Dive Brief:
- National health organizations including the American Hospital Association released a report Tuesday naming six key elements of interoperability as: security and privacy; more usable solutions; cost-effective, enhanced infrastructure; improved standards; connecting beyond EHRs; and shared best practices.
- EHR vendors and health IT firms need to do more field testing, document adherence to standards and eliminate tolls for data sharing, the report contends. They should also be more transparent about potential realistic technical solutions and avoid user interfaces that complicate, rather than ease, information sharing.
- The groups call for medical device manufacturers to improve security amid the threat that unsecured devices pose to health systems.
Dive Insight:
The goal of seamless interoperability across the healthcare spectrum is still elusive, with hospitals, payers and other stakeholders using a patchwork of IT systems to share health information.
According to a recent Office of the National Coordinator for Health IT analysis, one-third of hospitals use four or more methods to routinely receive patient care records from outside sources, while a fourth don't use any electronic method at all. Most of those that use electronic methods to send and receive summary of care records back that up with manual methods.
On the medical device side, hospitals are pushing manufacturers to boost security, expand "plug and play" functions and add lifecycle support.
"Medical device manufacturers must do more to confront the privacy challenges that unsecurable devices may pose to hospitals and health systems," the report said.
It also notes that more meaningful interoperability will encompass sharing of medical data from labs, traditional medical devices and wearables like Fitbit.
Barriers to exchange and interoperability include providers lacking EHRs or the capability to receive information, working across different vendor platforms, patient matching, add-on costs to send or receive data from outside settings and the need to customize interfaces. Varying standards for patient privacy across states and data types also hampers sharing.
Still, progress is being made, according to the joint agenda. Currently, 93% of U.S. hospitals allow patients to view their health records online, up from 27% in 2012, and 88% send records to ambulatory care providers outside their system, up from 37% in 2012.
Public-private partnerships like The Center for Medical Interoperability, a cooperative R&D lab focused on data sharing among medical technologies, including devices, and IT systems, are also helping to move the ball forward.
The groups also point to CommonWell and Carequality, two national data exchange initiatives that recently established connectivity — facilitating information sharing among 15,000 hospitals, clinics, pharmacies and other healthcare professionals and enabling Epic and Cerner EHRs to access data from disparate systems.

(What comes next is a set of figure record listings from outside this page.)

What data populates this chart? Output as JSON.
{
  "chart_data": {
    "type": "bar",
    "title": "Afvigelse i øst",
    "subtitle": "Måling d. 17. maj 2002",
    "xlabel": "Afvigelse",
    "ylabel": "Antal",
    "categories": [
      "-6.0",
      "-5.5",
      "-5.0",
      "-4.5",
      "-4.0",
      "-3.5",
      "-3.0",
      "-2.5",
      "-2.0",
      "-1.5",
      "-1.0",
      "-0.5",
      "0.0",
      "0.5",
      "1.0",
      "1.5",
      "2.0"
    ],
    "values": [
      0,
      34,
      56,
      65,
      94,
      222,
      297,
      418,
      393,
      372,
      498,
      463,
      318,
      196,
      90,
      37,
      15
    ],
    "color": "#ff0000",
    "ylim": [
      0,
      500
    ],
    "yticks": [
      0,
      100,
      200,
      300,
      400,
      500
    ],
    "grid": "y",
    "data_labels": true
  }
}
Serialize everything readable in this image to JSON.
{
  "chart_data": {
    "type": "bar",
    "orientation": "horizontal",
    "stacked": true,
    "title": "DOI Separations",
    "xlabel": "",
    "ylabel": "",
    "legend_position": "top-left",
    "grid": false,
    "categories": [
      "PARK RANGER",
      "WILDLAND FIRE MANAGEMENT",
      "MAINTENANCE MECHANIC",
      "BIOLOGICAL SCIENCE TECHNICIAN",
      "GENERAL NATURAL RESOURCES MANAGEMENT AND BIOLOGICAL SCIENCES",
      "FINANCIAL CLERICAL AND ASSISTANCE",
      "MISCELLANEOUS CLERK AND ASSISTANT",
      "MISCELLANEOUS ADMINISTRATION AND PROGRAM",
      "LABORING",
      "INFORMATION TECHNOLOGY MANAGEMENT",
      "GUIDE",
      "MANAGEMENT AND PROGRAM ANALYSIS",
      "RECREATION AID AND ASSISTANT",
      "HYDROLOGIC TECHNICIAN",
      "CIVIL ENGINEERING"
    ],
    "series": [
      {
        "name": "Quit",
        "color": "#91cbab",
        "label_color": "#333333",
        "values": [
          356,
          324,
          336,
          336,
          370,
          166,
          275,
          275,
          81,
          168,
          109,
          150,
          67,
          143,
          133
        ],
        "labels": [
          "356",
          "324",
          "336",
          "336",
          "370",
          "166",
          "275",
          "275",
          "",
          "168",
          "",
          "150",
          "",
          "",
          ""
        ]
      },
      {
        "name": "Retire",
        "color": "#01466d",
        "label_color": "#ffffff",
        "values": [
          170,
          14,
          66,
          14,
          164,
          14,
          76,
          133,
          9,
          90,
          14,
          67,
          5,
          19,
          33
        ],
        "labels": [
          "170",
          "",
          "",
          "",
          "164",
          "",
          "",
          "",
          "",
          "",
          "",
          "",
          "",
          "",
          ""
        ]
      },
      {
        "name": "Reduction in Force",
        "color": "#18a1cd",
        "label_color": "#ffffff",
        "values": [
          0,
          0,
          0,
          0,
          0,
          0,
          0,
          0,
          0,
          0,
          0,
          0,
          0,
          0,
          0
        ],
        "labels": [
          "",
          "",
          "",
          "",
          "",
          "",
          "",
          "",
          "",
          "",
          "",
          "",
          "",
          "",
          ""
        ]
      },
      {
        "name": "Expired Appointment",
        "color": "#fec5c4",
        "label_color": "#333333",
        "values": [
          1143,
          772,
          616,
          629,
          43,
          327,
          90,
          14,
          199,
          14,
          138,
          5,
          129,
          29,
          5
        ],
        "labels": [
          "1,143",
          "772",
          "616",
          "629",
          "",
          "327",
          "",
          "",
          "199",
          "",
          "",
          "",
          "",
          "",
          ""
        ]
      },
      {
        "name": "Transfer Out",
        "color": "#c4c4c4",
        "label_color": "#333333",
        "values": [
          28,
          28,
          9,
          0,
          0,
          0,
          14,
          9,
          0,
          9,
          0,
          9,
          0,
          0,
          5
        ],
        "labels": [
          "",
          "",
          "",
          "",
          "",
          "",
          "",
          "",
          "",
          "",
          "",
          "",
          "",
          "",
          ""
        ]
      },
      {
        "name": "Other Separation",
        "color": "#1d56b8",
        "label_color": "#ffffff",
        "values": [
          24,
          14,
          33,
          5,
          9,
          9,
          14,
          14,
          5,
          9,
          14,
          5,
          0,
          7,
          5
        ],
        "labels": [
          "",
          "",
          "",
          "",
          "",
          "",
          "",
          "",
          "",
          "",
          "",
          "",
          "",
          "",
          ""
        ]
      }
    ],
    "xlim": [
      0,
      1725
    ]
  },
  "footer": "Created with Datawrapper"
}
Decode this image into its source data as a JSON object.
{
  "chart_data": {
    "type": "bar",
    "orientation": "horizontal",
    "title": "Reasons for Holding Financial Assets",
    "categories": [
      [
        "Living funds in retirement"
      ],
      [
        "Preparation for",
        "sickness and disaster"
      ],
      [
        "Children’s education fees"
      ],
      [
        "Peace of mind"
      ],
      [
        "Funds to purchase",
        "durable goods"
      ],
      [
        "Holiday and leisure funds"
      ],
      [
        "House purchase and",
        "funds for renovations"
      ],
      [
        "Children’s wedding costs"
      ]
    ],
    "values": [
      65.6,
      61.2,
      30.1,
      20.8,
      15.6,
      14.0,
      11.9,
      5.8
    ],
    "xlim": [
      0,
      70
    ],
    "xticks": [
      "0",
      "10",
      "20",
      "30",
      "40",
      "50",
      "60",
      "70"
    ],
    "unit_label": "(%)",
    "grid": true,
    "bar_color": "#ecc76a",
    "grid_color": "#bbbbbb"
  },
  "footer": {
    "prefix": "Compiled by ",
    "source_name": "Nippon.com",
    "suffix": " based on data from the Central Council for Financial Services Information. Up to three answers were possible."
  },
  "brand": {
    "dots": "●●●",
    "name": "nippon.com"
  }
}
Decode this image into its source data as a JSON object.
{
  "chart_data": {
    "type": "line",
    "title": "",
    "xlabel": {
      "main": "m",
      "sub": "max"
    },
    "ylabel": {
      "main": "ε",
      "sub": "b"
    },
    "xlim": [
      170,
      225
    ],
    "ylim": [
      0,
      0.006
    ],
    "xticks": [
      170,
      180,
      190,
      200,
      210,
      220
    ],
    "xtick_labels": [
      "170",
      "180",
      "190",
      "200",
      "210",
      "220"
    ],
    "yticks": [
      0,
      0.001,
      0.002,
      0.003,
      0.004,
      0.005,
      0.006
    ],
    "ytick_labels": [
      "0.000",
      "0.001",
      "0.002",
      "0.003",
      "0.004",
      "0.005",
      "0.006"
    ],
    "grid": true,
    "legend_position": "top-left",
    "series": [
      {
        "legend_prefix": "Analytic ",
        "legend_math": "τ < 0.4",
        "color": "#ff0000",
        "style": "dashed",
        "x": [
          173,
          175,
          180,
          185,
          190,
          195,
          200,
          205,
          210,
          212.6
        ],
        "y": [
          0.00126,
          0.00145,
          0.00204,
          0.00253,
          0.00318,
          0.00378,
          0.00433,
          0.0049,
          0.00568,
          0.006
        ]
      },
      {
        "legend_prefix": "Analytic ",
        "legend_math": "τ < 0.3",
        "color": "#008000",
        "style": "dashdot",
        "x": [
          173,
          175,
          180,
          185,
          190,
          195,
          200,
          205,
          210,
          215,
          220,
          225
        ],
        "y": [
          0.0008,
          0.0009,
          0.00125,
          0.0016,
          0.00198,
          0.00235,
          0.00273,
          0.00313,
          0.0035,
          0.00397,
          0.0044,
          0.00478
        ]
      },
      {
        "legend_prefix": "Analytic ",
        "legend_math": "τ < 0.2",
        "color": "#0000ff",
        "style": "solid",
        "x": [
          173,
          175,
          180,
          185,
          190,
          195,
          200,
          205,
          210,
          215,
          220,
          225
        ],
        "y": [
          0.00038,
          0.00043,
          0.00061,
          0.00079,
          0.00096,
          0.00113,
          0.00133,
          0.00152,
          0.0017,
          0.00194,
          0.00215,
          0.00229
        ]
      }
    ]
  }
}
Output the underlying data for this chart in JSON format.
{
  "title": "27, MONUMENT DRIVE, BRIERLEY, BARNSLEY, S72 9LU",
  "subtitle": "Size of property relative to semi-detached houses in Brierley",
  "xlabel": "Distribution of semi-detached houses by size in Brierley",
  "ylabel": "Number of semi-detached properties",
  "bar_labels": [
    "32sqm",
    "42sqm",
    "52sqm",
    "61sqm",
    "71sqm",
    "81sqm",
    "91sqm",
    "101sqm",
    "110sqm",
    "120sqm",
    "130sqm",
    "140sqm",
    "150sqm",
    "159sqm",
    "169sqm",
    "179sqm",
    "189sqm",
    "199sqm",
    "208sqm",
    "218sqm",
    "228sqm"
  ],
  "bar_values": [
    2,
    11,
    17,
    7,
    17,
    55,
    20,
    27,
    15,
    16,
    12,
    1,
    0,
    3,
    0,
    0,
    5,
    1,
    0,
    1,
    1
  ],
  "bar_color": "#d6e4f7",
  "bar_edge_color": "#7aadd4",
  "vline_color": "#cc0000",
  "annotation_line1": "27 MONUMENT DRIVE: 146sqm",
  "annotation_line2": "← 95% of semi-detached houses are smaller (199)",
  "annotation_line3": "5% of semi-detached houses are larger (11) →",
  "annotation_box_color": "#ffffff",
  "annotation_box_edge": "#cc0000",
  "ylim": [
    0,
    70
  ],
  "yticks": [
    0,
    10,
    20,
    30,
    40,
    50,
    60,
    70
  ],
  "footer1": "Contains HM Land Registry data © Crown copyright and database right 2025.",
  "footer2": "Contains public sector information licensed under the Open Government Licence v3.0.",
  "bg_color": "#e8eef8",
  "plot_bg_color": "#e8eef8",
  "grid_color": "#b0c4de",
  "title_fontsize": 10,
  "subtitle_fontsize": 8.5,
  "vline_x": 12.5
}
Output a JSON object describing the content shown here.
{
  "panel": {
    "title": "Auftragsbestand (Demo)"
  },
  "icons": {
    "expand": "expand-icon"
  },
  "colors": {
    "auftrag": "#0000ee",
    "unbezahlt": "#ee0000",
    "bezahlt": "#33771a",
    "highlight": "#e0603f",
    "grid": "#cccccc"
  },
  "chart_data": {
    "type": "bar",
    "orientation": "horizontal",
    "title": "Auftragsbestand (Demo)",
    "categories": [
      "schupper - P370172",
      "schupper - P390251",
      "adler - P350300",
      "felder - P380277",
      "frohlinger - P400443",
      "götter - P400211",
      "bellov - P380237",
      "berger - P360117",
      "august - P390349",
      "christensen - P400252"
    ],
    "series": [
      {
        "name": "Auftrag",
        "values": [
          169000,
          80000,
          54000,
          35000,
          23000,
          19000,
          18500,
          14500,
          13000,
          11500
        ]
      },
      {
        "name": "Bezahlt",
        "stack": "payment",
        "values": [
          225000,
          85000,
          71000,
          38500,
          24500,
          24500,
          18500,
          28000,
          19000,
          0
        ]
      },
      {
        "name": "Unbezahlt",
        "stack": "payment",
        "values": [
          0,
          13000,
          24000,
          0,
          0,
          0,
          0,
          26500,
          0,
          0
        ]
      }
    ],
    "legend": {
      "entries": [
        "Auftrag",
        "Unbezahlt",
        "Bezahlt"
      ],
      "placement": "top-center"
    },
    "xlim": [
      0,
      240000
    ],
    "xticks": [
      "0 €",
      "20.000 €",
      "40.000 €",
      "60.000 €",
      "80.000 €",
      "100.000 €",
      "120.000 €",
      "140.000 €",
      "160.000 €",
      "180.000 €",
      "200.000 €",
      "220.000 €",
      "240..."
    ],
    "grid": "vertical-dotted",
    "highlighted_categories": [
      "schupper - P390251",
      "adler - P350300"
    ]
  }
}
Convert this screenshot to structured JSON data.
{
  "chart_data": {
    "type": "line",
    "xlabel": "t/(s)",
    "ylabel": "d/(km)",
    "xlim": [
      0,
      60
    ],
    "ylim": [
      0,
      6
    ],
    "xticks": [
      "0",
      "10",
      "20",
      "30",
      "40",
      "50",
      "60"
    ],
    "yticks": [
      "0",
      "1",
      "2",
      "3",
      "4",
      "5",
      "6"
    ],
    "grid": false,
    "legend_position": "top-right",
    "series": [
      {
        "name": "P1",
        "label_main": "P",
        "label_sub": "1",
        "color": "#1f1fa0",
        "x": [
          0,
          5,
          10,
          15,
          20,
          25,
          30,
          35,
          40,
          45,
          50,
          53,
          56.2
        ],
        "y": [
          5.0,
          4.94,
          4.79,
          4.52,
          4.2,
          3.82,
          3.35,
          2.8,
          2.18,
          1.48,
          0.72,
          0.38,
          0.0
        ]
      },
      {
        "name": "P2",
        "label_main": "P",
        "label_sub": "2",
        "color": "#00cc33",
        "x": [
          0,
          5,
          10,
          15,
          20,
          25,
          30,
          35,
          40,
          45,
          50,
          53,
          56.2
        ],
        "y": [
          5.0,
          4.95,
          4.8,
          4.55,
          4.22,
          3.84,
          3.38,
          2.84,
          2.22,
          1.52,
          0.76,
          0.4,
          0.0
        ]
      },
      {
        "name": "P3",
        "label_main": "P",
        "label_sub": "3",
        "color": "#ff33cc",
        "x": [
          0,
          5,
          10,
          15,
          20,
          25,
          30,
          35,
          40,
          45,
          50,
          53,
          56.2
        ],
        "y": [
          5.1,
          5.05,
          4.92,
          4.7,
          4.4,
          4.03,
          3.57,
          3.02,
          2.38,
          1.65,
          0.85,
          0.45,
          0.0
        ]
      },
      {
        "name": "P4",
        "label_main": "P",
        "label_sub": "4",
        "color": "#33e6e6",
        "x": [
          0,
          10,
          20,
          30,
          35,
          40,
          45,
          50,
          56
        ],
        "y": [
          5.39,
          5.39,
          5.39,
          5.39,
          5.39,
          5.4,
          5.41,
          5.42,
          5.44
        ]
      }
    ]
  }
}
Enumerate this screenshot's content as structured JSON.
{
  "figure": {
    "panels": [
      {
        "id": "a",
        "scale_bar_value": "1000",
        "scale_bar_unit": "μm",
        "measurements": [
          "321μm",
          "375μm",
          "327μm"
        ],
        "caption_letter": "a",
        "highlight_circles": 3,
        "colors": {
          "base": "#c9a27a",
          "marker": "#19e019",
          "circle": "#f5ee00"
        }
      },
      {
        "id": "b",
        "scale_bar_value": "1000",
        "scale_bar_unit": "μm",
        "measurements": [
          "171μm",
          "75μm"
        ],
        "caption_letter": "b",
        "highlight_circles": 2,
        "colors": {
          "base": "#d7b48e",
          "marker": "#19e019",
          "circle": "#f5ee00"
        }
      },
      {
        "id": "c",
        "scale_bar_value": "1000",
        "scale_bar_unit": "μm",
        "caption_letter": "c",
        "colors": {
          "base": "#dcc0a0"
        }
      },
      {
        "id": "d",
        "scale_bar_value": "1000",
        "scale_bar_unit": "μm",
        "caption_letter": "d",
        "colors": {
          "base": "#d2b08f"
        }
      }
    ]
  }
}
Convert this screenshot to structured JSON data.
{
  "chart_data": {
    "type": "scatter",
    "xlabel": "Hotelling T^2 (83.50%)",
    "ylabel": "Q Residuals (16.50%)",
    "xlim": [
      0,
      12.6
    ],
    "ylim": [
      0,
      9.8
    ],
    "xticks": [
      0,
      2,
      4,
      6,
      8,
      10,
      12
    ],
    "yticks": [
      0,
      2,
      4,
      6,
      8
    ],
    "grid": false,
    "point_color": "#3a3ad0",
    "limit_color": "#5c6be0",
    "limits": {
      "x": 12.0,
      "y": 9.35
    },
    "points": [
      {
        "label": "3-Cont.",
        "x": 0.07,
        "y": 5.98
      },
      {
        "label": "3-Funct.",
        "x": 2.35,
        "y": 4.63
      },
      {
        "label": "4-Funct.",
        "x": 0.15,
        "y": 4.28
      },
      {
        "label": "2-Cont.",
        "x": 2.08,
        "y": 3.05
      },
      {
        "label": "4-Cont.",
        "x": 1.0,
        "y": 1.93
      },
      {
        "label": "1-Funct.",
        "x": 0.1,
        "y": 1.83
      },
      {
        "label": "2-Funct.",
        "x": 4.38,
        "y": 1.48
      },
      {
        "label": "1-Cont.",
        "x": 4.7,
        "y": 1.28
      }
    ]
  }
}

Other efforts include Nemaha County Hospital in Nebraska, which has cut readmissions by sharing continuity of care documents with all local providers, and a Tennessee Hospital Association network that allows 88% of the state's hospitals to exchange real-time admission, discharge and transfer alerts. The network tool can also be used by facilities without EHRs.
During HIMSS18, CMS Administrator Seema Verma told a packed room of healthcare leaders that data blocking would no longer be tolerated. "Let me be crystal clear, the days of finding creative ways to trap patients in your system must end," she said.
Meanwhile, industry is still awaiting an ONC rule to curb information blocking. The rule missed a 90-day window for Office of Management and Budget review and is now hobbled by the partial government shutdown, which furloughed OMB staff.
While hospitals need to get behind this for data analytics and telemedicine to really take off, payers, vendors and patients also have a role to play, the report says. For example, consumers need to engage with their online records and understand what the data means, and they need to understand what is and isn't protected under HIPAA privacy rules.